Norman Ward I’m not convinced I have a philosophy. I have an awareness of things, such as terrain, and am interested in how to interpret my awareness. In the house I call “Bluestem,” which is my own, I became aware of and fascinated by how I could site it to take advantage of the landscape. Bluestem sits on a hilltop that I had fallen in love with some years before. I decided to place four pavilions under a single roof canopy, with three of the pavilions separated by breezeways. They were bridges that allowed the breeze to flow through the house.

817 You also use bridges to draw attention to something that might be overlooked or not appreciated as much as it should be.

NW At Bluestem, I raised the walkway under the roof canopy so that it became a threshold connecting the landscape on the south to the landscape on the north.
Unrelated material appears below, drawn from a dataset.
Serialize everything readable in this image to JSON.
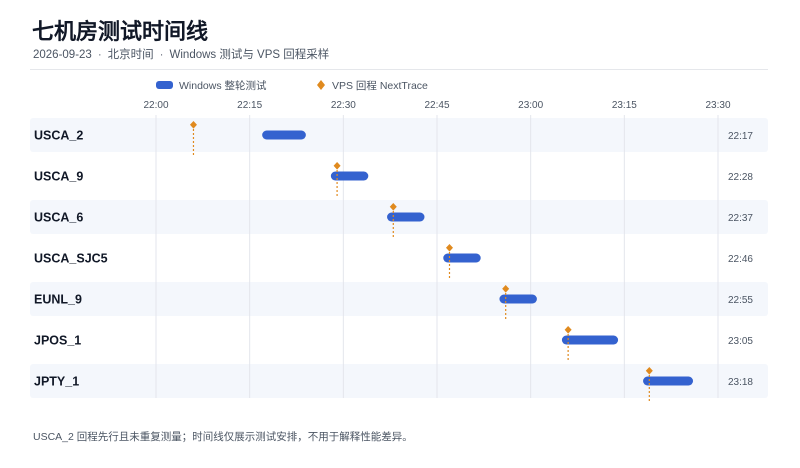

They would ordinarily
be separated from each other once the house was built, and
you wouldn’t be able to view
them together. To emphasize the connection even more, I continued the plantings into the breezeways as if the landscape owed through the house, connecting the north and south sides of the hilltop. For the Huynh house, which is in a subdivision, I used a window bridge in the front courtyard to focus the view to something besides other houses. From the courtyard, you can see through two windows that are opposite each other, one on the courtyard side of the room and the second just across from it on the exterior side of the room.

817 A bridge, then, creates a narrative for the house, doesn’t it? Your houses have a way of saying, “Here’s where the hilltop is,” or “Here’s what the sky is doing today.”

NW Yes, at that point a house has a language — it’s not really about how many square feet are in the pantry, but about how
the person wants to live. For
the Holub house, there are two bridges in the entry. One is a raised ipe walkway that connects the courtyard gate to the front door as it passes over the garden. The other is overhead:
A slatted awning over the gate faces the front door’s overhang. I interrupted the connection there, leaving open air between the two so that the sky could always be viewed day or night.

817 A bridge isn’t a static thing, then? How does time figure in?

NW For me “bridge” is a
verb. “Bridging” is an active interweaving of many things, such as parts of a landscape, times of the day or one part of the house to another. The Moretti residence has two courtyards with white fiberglass panels that serve as light wells. Sunlight is cast on the white fiberglass panels, and the sunlight is constantly in motion within these courtyards. In the morning, light falls on the walls facing to the east; by midday, the sunlight has moved across the ground, and by the afternoon, the sunlight
is moving up the walls facing west. This was the beginning of my understanding of how time connects parts of the day, the day to the night and season-to-season.

Ward’s sketch of the Moretti’s Residence

“Bridging” connects parts of a landscape, times of the day or one section of the house to another. At the Moretti residence in Fort Worth, a pair of courtyards with white fiberglass panels serve as light wells that capture the moving beams of sun.

A raised ipe walkway bridges two of the three cubes that make up Ward’s home. It acts
as a threshold connecting the landscape on either side of the house. The “ceiling” features a screen that allows views
of the sky and speaks to a more poetic expansion of the home’s concept beyond its physical construction.

At the Holub home, a suspended walkway connects an open-wood screen and the front door. The steel-blade canopy connects earth to sky.

Ipe walkways are featured prominently at Ward’s own home. This one acts as a bridge between the garage and the main house.

A glass-walled passage leads from the main house to the guest “cube” at the Moretti home. Below, two of the distinct buildings that make up the Huynh house in Cedar Hill are connected by steel and glass.